Malgré plusieurs réunions de préparation, le rendez-vous exceptionnel organisé à Rome cette semaine a rejoué cette opposition entre pays du Nord et du Sud. Mercredi, la République démocratique du Congo a par exemple provoqué une suspension de séance en refusant de parler d’autres sujets tant que la question de la mobilisation des ressources financières n’était pas réglée.
Plan financier, élargissement des donateurs et indicateurs de suivi
Jeudi soir, les participants ont finalement trouvé un compromis en adoptant un plan de travail sur cinq ans pour mobiliser davantage de ressources financières à partir des structures existantes et mieux les distribuer aux pays en développement. «Il ne crée pas de fonds, ce qui était notre ligne rouge et ce qui aurait ajouté à la dispersion de la finance mondiale de la biodiversité», s’est félicitée Agnès Pannier-Runacher.

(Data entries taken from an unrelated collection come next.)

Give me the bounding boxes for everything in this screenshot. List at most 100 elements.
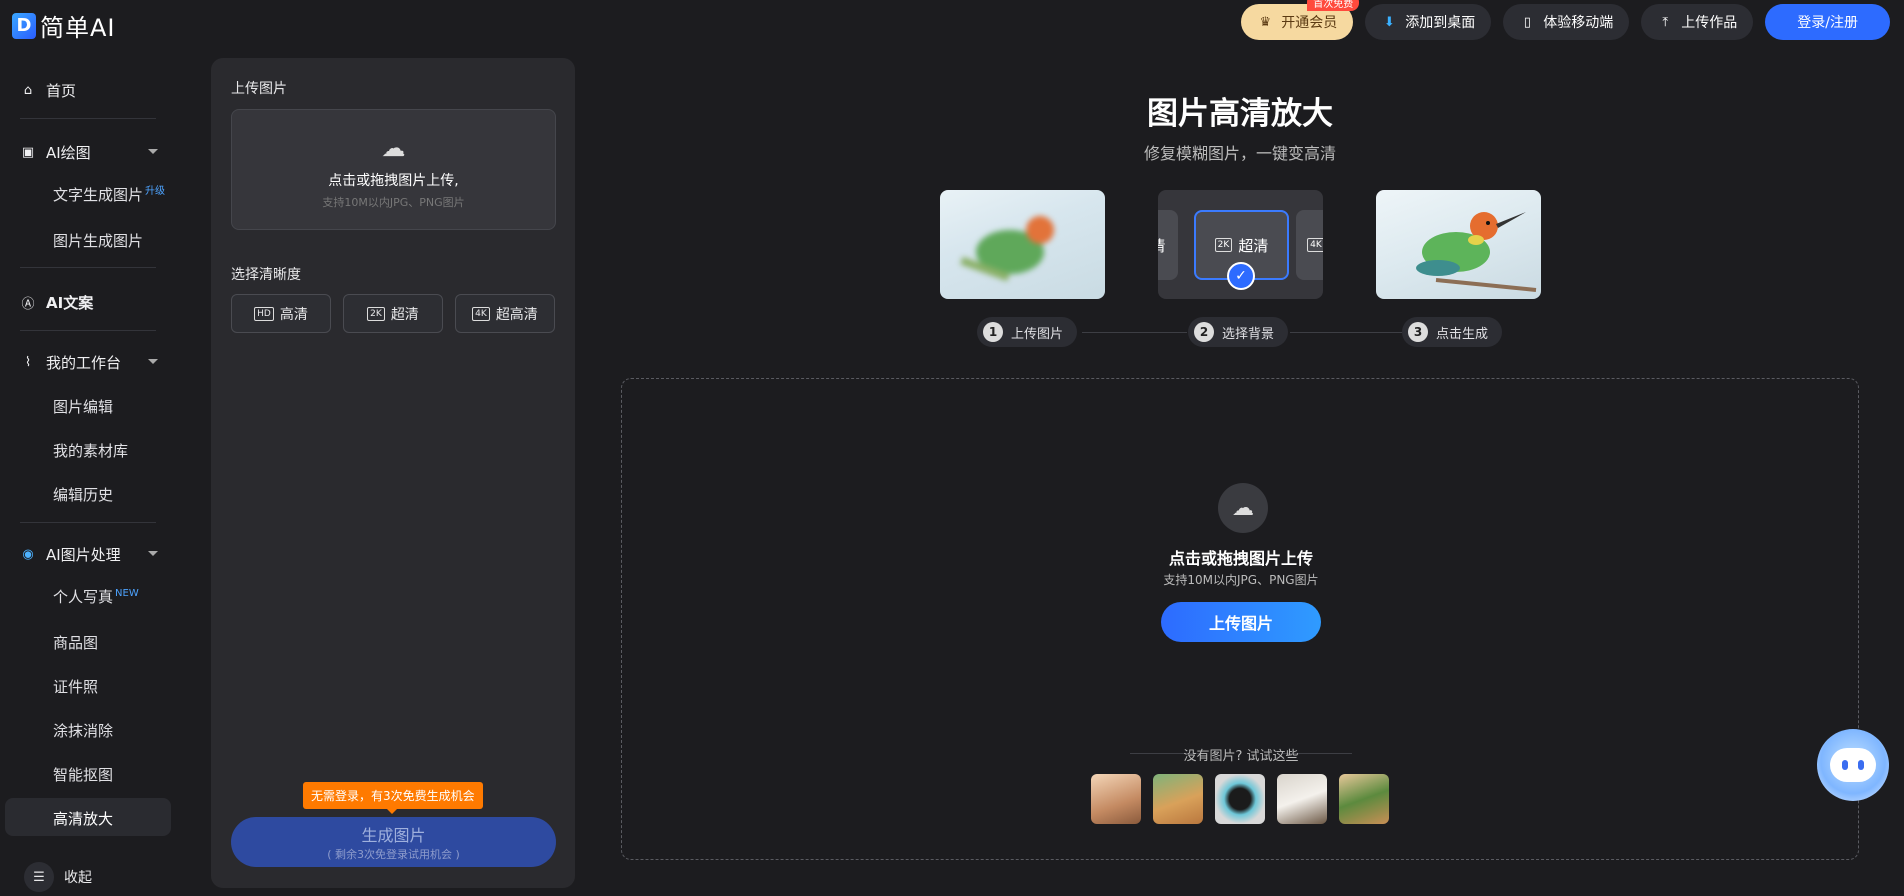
generate-label: 生成图片 bbox=[361, 826, 426, 845]
upload-work-label: 上传作品 bbox=[1681, 15, 1738, 31]
ai-icon: Ⓐ bbox=[21, 297, 35, 312]
resolution-hd-label: 高清 bbox=[279, 306, 308, 323]
sidebar-item-ai-copy[interactable]: Ⓐ AI文案 bbox=[20, 292, 93, 313]
generate-sub-label: ( 剩余3次免登录试用机会 ) bbox=[327, 848, 460, 861]
step-connector bbox=[1082, 332, 1187, 333]
text-to-image-label: 文字生成图片 bbox=[53, 186, 144, 204]
sidebar-item-ai-image-proc[interactable]: ◉ AI图片处理 bbox=[20, 544, 172, 565]
example-2k-icon: 2K bbox=[1214, 238, 1233, 252]
upload-image-button[interactable]: 上传图片 bbox=[1161, 602, 1321, 642]
step-1-label: 上传图片 bbox=[1011, 326, 1064, 342]
sidebar-item-home[interactable]: ⌂ 首页 bbox=[20, 80, 76, 101]
panel-upload-area[interactable]: ☁ 点击或拖拽图片上传, 支持10M以内JPG、PNG图片 bbox=[231, 109, 556, 230]
sidebar-ai-image-proc-label: AI图片处理 bbox=[46, 546, 121, 564]
example-4k-icon: 4K bbox=[1307, 238, 1323, 252]
step-2: 2 选择背景 bbox=[1188, 317, 1289, 347]
sidebar-item-upscale[interactable]: 高清放大 bbox=[53, 808, 113, 829]
assistant-face bbox=[1830, 748, 1876, 782]
login-button[interactable]: 登录/注册 bbox=[1765, 4, 1890, 40]
chart-icon: ⌇ bbox=[24, 355, 32, 370]
resolution-4k-label: 超高清 bbox=[495, 306, 538, 323]
vip-icon: ♛ bbox=[1259, 14, 1272, 30]
logo[interactable]: D 简单AI bbox=[12, 8, 116, 43]
divider bbox=[20, 118, 156, 119]
sidebar-item-image-to-image[interactable]: 图片生成图片 bbox=[53, 230, 143, 251]
top-actions: ♛ 开通会员 首次免费 ⬇ 添加到桌面 ▯ 体验移动端 ⤒ 上传作品 登录/注册 bbox=[1241, 0, 1890, 40]
vip-button[interactable]: ♛ 开通会员 首次免费 bbox=[1241, 0, 1360, 40]
home-icon: ⌂ bbox=[23, 83, 33, 98]
sidebar-item-text-to-image[interactable]: 文字生成图片 升级 bbox=[53, 184, 165, 205]
sidebar-item-materials[interactable]: 我的素材库 bbox=[53, 440, 128, 461]
divider bbox=[20, 330, 156, 331]
step-3-number: 3 bbox=[1408, 322, 1428, 342]
assistant-bot-icon[interactable] bbox=[1817, 729, 1889, 801]
sidebar-ai-copy-label: AI文案 bbox=[46, 294, 94, 312]
phone-icon: ▯ bbox=[1523, 14, 1531, 30]
sidebar-item-workspace[interactable]: ⌇ 我的工作台 bbox=[20, 352, 172, 373]
free-trial-tooltip: 无需登录，有3次免费生成机会 bbox=[303, 782, 483, 814]
sample-images bbox=[1091, 774, 1389, 824]
sidebar-item-ai-draw[interactable]: ▣ AI绘图 bbox=[20, 142, 172, 163]
resolution-4k-button[interactable]: 4K 超高清 bbox=[455, 294, 555, 333]
page-subtitle: 修复模糊图片，一键变高清 bbox=[1143, 144, 1336, 163]
settings-panel: 上传图片 ☁ 点击或拖拽图片上传, 支持10M以内JPG、PNG图片 选择清晰度… bbox=[211, 58, 575, 888]
chevron-down-icon bbox=[148, 359, 158, 364]
panel-upload-hint: 支持10M以内JPG、PNG图片 bbox=[322, 196, 465, 209]
logo-mark: D bbox=[12, 12, 36, 39]
sidebar-item-product[interactable]: 商品图 bbox=[53, 632, 98, 653]
collapse-button[interactable]: ☰ 收起 bbox=[24, 862, 92, 892]
sample-portrait[interactable] bbox=[1091, 774, 1141, 824]
resolution-example-card: 清 2K 超清 4K ✓ bbox=[1158, 190, 1323, 299]
bird-blurry-illustration bbox=[960, 216, 1054, 282]
sidebar-home-label: 首页 bbox=[46, 82, 77, 100]
sample-headphones[interactable] bbox=[1215, 774, 1265, 824]
cloud-upload-icon: ☁ bbox=[381, 134, 406, 162]
sidebar-workspace-label: 我的工作台 bbox=[46, 354, 122, 372]
resolution-hd-button[interactable]: HD 高清 bbox=[231, 294, 331, 333]
assistant-eye bbox=[1842, 760, 1848, 770]
sidebar: ⌂ 首页 ▣ AI绘图 文字生成图片 升级 图片生成图片 Ⓐ AI文案 ⌇ 我的工… bbox=[0, 60, 172, 896]
add-desktop-button[interactable]: ⬇ 添加到桌面 bbox=[1365, 4, 1492, 40]
top-bar: D 简单AI ♛ 开通会员 首次免费 ⬇ 添加到桌面 ▯ 体验移动端 ⤒ 上传作… bbox=[0, 0, 1904, 46]
upload-icon: ⤒ bbox=[1662, 14, 1669, 30]
upload-work-button[interactable]: ⤒ 上传作品 bbox=[1641, 4, 1754, 40]
upload-section-label: 上传图片 bbox=[231, 81, 287, 97]
step-3: 3 点击生成 bbox=[1402, 317, 1503, 347]
sharp-example-image bbox=[1376, 190, 1541, 299]
sidebar-item-cutout[interactable]: 智能抠图 bbox=[53, 764, 113, 785]
sidebar-item-portrait[interactable]: 个人写真 NEW bbox=[53, 586, 139, 607]
divider bbox=[20, 522, 156, 523]
add-desktop-label: 添加到桌面 bbox=[1405, 15, 1476, 31]
example-chip-selected-label: 超清 bbox=[1238, 236, 1269, 255]
mobile-button[interactable]: ▯ 体验移动端 bbox=[1503, 4, 1630, 40]
dropzone-hint: 支持10M以内JPG、PNG图片 bbox=[1163, 573, 1319, 587]
dropzone-title: 点击或拖拽图片上传 bbox=[1168, 549, 1313, 568]
generate-button[interactable]: 生成图片 ( 剩余3次免登录试用机会 ) bbox=[231, 817, 556, 867]
sample-dog[interactable] bbox=[1153, 774, 1203, 824]
step-3-label: 点击生成 bbox=[1436, 326, 1489, 342]
example-chip-left: 清 bbox=[1158, 210, 1178, 280]
step-connector bbox=[1290, 332, 1402, 333]
main-dropzone[interactable]: ☁ 点击或拖拽图片上传 支持10M以内JPG、PNG图片 上传图片 没有图片? … bbox=[621, 378, 1859, 860]
bird-sharp-illustration bbox=[1416, 212, 1537, 292]
vip-free-badge: 首次免费 bbox=[1307, 0, 1360, 11]
assistant-eye bbox=[1858, 760, 1864, 770]
sidebar-item-id-photo[interactable]: 证件照 bbox=[53, 676, 98, 697]
cloud-upload-icon: ☁ bbox=[1218, 483, 1268, 533]
blurry-example-image bbox=[940, 190, 1105, 299]
sidebar-item-history[interactable]: 编辑历史 bbox=[53, 484, 113, 505]
sidebar-ai-draw-label: AI绘图 bbox=[46, 144, 91, 162]
mobile-label: 体验移动端 bbox=[1543, 15, 1614, 31]
4k-icon: 4K bbox=[472, 306, 490, 321]
hd-icon: HD bbox=[254, 306, 274, 321]
sidebar-item-image-edit[interactable]: 图片编辑 bbox=[53, 396, 113, 417]
sample-coffee[interactable] bbox=[1277, 774, 1327, 824]
resolution-2k-button[interactable]: 2K 超清 bbox=[343, 294, 443, 333]
sample-plant[interactable] bbox=[1339, 774, 1389, 824]
download-icon: ⬇ bbox=[1383, 14, 1395, 30]
resolution-options: HD 高清 2K 超清 4K 超高清 bbox=[231, 294, 555, 333]
chevron-down-icon bbox=[148, 551, 158, 556]
sidebar-item-erase[interactable]: 涂抹消除 bbox=[53, 720, 113, 741]
new-tag: NEW bbox=[115, 588, 139, 599]
image-icon: ▣ bbox=[21, 145, 35, 160]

La feuille de route prévoit aussi 200 milliards de dollars (soit environ 192 milliards d’euros) par an de dépenses pour la protection de la biodiversité d’ici 2030, dont 30 milliards d’aide des pays développés vers les pays en développement. Autre avancée majeure, selon la ministre de la transition écologique : «Le texte souligne l’élargissement de la base des donateurs, ce qui est une invitation aux pays émergents à contribuer davantage au financement mondial de la biodiversité.»
Un tel accord financier est très important, détaille son cabinet : «Il envoie un message très fort à tout l’écosystème économique international […], et imprègne les décisions d’investissement et les orientations des fonds financiers internationaux privés». «Dans ces temps mouvementés, il est encourageant de voir 196 pays s’unir et surmonter leurs différences et leurs défis nationaux pour parvenir à une solution commune», a souligné Brian O’Donnell, directeur de l’association internationale Campaign for nature.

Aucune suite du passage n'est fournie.